Last night after dinner, we walked down to the river. The evening was bright and mild. There were geese and their goslings and we approached, but carefully. The river ran fast. The air was sweet. Peonies and rhododendrons in bloom everywhere.
I am thinking about the passage of time. How in midlife, these years pile up so quickly. Was it already two years ago that I wrote to you from the desert? Has it been three years since Montpelier in winters so cold my hair froze as I walked?
Thirteen years since we moved into this house, embraced its decaying grandeur? We had only one child then. Your parents were both well, with no hint then of what was to come.
I’m working on something new, something difficult. It’s going slowly. It has sent me back in time — to old notebooks, old notes, false starts. I find a bit of something — a line or two, a question — and sometimes will not recognize it as my own. Mostly, though I have found that themes emerge. Ideas and questions I have been circling for a long time. I find this pleasing. Like I am approaching the same central questions of a life from different angles, at different points in time. What else is a creative life, if not that?
It’s a strange thing, perhaps, but I like to encounter references to events and people I can no longer remember. “Spoke with P about the Brooklyn debacle” and I will puzzle with it for a while. Who is P? What debacle? I like to think that at some other, future point, I will remember it with perfect clarity. I like to imagine my past self, making this note, confident that no further explanation would ever be needed. Writing from a time when P is so present, so alive, and the Brooklyn debacle so all-consuming that I cannot imagine that it could ever be another way.

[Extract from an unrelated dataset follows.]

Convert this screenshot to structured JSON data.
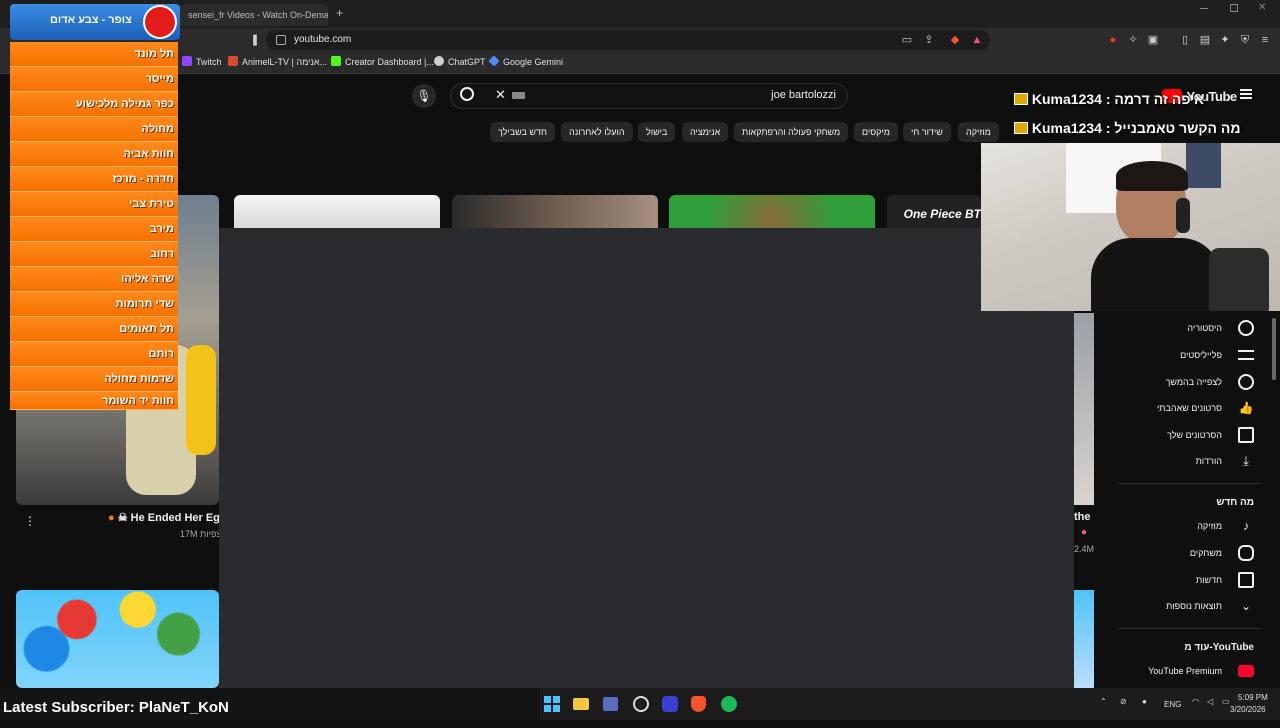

Mostly these days I am thinking about suffering. For the past few years, in one way or another, I have been reading about and thinking about the Korean War — and by extension, other wars — and its aftermath. Not only the death toll, which is significant and unimaginable, but of those who come home from war. The silent suffering they endure, the ways in which their suffering infects their homes, their families; the long shadows of war falling poisonous and suffocating over us all.
My father served in World War II. I ask my aunt about it and she says, “Something happened there that we don’t know. When he came home he was not the same,” but she doesn’t say much more. She didn’t know him then, of course, didn’t meet him until ten years later, after his first marriage had ended and he was courting my mother. Whether she never learned what he saw or did in the war, or doesn’t want to talk about it, I am not yet certain. But she will say, on occasion, “He had a lot of baggage.”

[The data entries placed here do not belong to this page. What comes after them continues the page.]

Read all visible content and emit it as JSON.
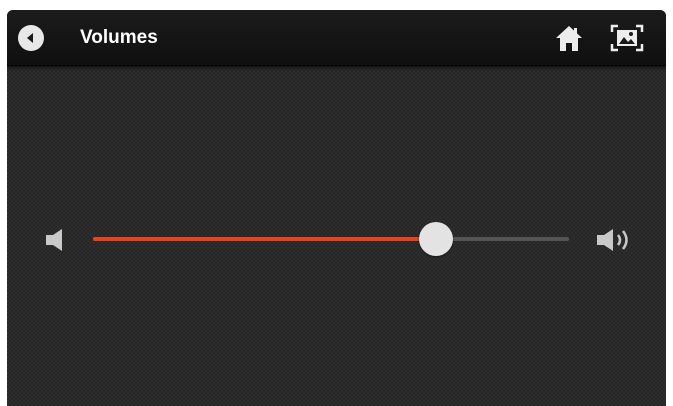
{
  "header": {
    "title": "Volumes",
    "back_icon": "back-arrow-icon",
    "home_icon": "home-icon",
    "screenshot_icon": "screenshot-icon"
  },
  "volume": {
    "level": 0.72,
    "min_icon": "volume-low-icon",
    "max_icon": "volume-high-icon"
  },
  "colors": {
    "accent": "#e8431a",
    "track": "#555555",
    "thumb": "#e3e3e3",
    "background": "#262626",
    "titlebar": "#141414"
  }
}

Over the years, I have heard suggestions. My sister claims to remember that he told her once that he had seen someone step on a landmine. “Blown up in front of him,” my sister will say. Our father left when we were so young it’s hard to imagine under what circumstances this conversation might have transpired, but I am no expert on memory.
This note, from 2016: “We wage war, build monuments in the names of our dead, but it does not bring them back.”
And later: “In war, don’t we do things in the names of our ancestors that they would not want us to do.”
We are down by the little ampitheatre the city has built along the river, and my son runs across the stone stage, mugging and striking poses. He is drawing an extensive collection of characters for a game he is creating and he tries out the poses to know how to draw them. Of course, the characters will inevitably battle each other, so their identifying poses are stances of attack, meant to hint at their power. There is little respite from the ubiquity and insistence of war.
The light fades. We can feel the temperature drop. It is still comfortable, but we know we will be heading home soon. We can hear easy chatter of people walking to their cars. The streetlamps glow, and now a row of white lights illuminate the bridge.